O governo brasileiro optou pelo silêncio e não se opôs na hora da aprovação. Mas surpreendeu ao se aliar a alguns dos governos mais conservadores do mundo.
Educação sexual
O governo do Paquistão, em nome da Organização para a Cooperação Islâmica, sugeriu modificar o texto, apresentando uma emenda para retirar referências à necessidade de dar educação sexual às meninas. “Pode ser prejudicial para as meninas”, alertou a delegação de Islamabad.
Na emenda, os islâmicos sugeriam eliminar do texto a frase que visa “garantir acesso universal à educação sexual compreensiva com base em evidências” às meninas e crianças.
Sem dar uma explicação, o Brasil votou a favor da proposta do Paquistão. Mas como 25 países votaram contra a postura dos islâmicos, a emenda não passou e a educação sexual ficou mantida no texto.
O voto brasileiro se contrasta com declarações da ministra de Direitos Humanos, Damares Alves.
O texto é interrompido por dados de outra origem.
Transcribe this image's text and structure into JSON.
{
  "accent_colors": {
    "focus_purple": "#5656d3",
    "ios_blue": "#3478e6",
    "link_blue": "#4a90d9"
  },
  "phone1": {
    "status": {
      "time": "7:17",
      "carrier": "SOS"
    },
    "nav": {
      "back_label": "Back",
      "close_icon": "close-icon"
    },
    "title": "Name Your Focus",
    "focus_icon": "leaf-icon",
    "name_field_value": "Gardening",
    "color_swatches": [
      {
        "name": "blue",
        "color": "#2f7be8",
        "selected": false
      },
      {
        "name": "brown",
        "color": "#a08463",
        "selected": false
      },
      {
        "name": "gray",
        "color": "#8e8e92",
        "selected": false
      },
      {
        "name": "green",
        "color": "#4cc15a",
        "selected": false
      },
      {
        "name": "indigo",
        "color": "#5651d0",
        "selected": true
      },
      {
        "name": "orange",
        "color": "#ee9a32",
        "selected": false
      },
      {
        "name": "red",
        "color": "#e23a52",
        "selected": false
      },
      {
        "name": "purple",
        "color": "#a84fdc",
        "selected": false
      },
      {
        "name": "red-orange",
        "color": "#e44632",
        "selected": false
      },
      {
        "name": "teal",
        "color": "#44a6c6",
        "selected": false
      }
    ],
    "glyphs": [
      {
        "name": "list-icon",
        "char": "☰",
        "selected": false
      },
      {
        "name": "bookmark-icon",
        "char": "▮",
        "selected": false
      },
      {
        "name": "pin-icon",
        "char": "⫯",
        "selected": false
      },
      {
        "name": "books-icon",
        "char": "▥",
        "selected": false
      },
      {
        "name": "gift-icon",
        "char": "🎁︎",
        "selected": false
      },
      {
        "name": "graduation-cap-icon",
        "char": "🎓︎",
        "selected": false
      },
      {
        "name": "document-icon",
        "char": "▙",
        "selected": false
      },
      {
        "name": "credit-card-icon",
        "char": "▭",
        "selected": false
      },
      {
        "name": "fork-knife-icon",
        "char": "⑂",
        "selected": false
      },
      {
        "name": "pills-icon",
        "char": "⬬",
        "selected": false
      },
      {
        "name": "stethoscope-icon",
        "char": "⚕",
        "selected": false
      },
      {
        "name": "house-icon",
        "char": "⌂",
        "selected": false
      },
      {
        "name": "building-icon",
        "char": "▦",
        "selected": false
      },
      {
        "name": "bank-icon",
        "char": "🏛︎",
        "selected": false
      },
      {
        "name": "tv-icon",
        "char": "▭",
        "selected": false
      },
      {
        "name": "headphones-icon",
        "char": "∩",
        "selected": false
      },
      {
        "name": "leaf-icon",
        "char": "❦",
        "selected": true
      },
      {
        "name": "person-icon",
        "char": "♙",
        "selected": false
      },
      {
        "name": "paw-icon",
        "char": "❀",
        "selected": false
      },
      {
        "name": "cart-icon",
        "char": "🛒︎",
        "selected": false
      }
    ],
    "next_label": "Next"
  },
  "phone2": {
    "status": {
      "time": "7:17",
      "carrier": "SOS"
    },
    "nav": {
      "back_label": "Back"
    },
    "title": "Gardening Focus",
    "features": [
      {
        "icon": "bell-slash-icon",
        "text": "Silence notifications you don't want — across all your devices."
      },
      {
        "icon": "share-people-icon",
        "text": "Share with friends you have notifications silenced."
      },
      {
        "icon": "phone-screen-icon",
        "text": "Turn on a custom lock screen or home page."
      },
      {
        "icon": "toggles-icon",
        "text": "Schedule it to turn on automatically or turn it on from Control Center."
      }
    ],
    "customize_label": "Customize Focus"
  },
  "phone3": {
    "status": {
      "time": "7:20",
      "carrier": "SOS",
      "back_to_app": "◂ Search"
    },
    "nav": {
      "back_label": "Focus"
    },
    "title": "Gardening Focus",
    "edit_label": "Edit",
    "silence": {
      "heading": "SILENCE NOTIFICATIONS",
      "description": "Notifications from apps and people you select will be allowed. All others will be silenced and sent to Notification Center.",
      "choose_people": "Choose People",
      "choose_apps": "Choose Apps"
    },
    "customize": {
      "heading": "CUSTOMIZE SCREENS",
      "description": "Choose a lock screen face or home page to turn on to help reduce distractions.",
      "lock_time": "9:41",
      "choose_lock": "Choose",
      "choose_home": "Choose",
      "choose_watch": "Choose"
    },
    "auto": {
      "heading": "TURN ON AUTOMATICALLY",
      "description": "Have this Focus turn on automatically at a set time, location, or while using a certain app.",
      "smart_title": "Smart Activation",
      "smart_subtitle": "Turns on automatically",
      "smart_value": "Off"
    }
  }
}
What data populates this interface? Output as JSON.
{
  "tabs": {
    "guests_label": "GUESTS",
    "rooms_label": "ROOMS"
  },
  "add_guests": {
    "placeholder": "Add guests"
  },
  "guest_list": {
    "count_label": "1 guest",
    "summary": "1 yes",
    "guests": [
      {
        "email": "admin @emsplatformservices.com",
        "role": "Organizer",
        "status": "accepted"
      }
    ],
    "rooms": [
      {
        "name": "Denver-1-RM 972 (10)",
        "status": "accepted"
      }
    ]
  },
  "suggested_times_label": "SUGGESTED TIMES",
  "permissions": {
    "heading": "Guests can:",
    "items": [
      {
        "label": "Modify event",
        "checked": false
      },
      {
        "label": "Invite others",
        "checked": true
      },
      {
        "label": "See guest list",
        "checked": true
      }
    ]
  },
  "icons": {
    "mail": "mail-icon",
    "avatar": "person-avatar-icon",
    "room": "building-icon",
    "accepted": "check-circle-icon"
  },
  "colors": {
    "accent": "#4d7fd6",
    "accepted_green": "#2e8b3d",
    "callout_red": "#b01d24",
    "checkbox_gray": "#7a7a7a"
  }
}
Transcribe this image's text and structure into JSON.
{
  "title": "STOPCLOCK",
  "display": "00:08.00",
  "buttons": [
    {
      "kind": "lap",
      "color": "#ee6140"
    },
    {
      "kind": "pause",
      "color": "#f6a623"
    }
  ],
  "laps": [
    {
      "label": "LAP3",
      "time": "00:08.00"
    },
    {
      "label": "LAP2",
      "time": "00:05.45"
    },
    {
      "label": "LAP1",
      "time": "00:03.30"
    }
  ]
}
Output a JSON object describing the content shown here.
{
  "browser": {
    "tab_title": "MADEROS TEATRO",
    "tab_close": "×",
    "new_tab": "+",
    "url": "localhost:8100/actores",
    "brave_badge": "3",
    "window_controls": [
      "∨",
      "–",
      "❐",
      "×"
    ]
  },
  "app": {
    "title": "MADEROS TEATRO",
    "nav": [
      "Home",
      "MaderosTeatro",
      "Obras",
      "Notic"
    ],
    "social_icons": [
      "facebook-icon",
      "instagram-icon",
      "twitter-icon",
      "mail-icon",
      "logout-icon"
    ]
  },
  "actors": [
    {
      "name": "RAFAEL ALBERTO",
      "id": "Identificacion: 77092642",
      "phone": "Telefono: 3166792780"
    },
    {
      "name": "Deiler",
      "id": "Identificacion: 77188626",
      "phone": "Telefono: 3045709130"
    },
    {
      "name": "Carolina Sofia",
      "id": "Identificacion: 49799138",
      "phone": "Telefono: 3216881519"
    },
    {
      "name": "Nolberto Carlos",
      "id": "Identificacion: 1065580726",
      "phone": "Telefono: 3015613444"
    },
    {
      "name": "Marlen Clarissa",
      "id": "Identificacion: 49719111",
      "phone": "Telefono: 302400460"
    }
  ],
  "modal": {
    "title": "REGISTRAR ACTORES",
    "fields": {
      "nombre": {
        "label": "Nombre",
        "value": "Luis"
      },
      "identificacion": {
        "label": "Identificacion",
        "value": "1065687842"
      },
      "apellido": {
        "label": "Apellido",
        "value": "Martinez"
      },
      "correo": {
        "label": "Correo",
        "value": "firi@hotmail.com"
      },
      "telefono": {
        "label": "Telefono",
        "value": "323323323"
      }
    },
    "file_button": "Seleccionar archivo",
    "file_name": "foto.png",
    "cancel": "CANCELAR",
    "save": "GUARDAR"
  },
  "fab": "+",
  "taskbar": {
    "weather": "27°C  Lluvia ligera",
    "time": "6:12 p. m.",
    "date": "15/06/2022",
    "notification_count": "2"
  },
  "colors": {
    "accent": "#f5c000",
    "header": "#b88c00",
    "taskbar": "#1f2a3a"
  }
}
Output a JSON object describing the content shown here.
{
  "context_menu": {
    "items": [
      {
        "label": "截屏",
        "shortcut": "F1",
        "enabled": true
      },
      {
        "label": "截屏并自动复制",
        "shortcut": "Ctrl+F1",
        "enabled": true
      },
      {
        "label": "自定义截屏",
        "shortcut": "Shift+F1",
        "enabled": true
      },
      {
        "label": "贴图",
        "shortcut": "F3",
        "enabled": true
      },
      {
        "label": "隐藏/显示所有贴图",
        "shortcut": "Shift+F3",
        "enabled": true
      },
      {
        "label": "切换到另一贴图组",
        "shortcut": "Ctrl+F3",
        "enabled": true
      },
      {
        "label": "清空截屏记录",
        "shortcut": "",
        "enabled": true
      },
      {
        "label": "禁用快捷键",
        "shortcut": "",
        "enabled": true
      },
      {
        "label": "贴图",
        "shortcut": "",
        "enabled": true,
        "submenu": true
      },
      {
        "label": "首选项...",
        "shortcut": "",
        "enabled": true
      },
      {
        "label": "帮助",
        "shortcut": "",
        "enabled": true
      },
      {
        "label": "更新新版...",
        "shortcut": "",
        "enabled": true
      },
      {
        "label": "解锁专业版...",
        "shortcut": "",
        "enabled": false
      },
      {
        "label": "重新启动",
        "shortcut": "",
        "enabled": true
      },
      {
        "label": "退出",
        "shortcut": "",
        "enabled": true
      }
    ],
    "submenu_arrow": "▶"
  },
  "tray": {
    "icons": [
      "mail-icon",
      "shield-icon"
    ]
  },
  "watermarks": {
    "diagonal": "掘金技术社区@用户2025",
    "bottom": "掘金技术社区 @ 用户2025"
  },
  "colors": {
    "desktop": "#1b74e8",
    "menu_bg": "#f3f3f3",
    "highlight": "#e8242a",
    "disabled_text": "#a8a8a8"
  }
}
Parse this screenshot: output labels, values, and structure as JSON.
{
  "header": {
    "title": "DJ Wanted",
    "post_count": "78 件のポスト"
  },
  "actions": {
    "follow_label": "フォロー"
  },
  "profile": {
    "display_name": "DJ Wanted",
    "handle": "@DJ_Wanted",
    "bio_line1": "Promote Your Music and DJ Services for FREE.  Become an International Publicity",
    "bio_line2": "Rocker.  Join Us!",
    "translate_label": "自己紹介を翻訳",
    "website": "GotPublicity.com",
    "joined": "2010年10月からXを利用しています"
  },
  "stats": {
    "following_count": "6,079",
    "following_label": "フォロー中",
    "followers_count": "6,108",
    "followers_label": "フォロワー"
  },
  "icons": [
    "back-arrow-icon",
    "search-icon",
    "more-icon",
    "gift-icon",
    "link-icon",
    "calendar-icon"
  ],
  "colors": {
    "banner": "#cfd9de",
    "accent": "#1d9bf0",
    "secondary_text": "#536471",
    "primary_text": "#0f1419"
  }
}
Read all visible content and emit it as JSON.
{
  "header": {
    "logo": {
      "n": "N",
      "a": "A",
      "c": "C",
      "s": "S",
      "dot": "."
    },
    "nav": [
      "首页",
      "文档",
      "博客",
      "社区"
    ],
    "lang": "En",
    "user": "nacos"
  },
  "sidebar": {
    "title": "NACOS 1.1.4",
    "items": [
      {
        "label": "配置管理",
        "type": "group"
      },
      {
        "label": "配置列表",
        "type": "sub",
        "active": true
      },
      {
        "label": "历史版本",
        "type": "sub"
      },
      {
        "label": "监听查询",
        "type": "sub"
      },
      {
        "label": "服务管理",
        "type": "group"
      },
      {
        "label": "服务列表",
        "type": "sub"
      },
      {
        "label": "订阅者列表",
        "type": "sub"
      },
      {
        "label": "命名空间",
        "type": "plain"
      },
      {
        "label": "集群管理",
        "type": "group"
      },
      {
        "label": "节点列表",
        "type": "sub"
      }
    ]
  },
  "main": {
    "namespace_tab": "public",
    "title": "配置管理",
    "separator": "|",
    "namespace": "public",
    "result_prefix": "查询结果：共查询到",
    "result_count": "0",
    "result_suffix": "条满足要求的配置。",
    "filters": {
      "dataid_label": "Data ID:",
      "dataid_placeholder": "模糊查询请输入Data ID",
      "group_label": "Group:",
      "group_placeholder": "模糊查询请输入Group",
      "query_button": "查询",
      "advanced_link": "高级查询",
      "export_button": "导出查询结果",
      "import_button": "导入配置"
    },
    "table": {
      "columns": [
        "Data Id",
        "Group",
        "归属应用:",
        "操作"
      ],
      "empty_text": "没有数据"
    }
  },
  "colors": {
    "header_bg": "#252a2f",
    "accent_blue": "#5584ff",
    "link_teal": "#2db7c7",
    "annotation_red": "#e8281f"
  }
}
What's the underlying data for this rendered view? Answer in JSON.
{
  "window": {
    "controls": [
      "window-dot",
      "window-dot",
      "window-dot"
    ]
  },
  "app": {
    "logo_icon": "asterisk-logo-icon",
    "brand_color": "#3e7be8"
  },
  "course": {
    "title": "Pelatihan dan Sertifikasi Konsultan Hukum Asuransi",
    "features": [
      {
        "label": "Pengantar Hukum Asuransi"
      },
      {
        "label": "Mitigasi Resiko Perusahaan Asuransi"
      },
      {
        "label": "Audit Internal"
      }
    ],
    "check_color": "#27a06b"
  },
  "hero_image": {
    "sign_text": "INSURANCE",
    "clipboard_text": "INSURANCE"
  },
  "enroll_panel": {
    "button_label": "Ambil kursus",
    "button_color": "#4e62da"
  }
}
Em entrevista ao UOL, ainda no final de 2018, declarou ser favorável à educação sexual nas escolas.
O governo de Bangladesh, que também votou da mesma forma que o Brasil, alertou que essa educação abriria brechas para “promiscuidade e abortos”.
Países ocidentais se recusaram a aceitar as emendas e conseguiram derruba-las. A Austrália, por exemplo, insistiu na necessidade de aprovar a resolução, inclusive com referências sobre educação sexual. O governo do Peru também saiu ao apoio da ideia de direitos sexuais e reprodutivos. “Isso foi reconhecido há mais de 25 anos”, alertou Lima.
Uruguai e outros países também insistiram que órgãos internacionais sugerem a necessidade de educação sexual.
O governo do Egito também sugeriu uma mudança. O Cairo alerta que não “há direitos sexuais e reprodutivos em documentos internacionais”. A emenda tampouco passou. Enquanto isso, o governo da Rússia também sugeriu uma emenda e pediu que meninas e mulheres não sejam colocadas em um mesmo patamar.
De acordo com o governo austríaco, documentos já aprovados por anos indicaram que “direitos sexuais e reprodutivos fazem parte integral de direito à saúde”.
A resolução acabou sendo aprovada sem voto. Mas os governos da Arábia Saudita, Afeganistão, Nigeria, Bangladesh, Catar, Egito e Paquistão também se afastaram de trechos da resolução.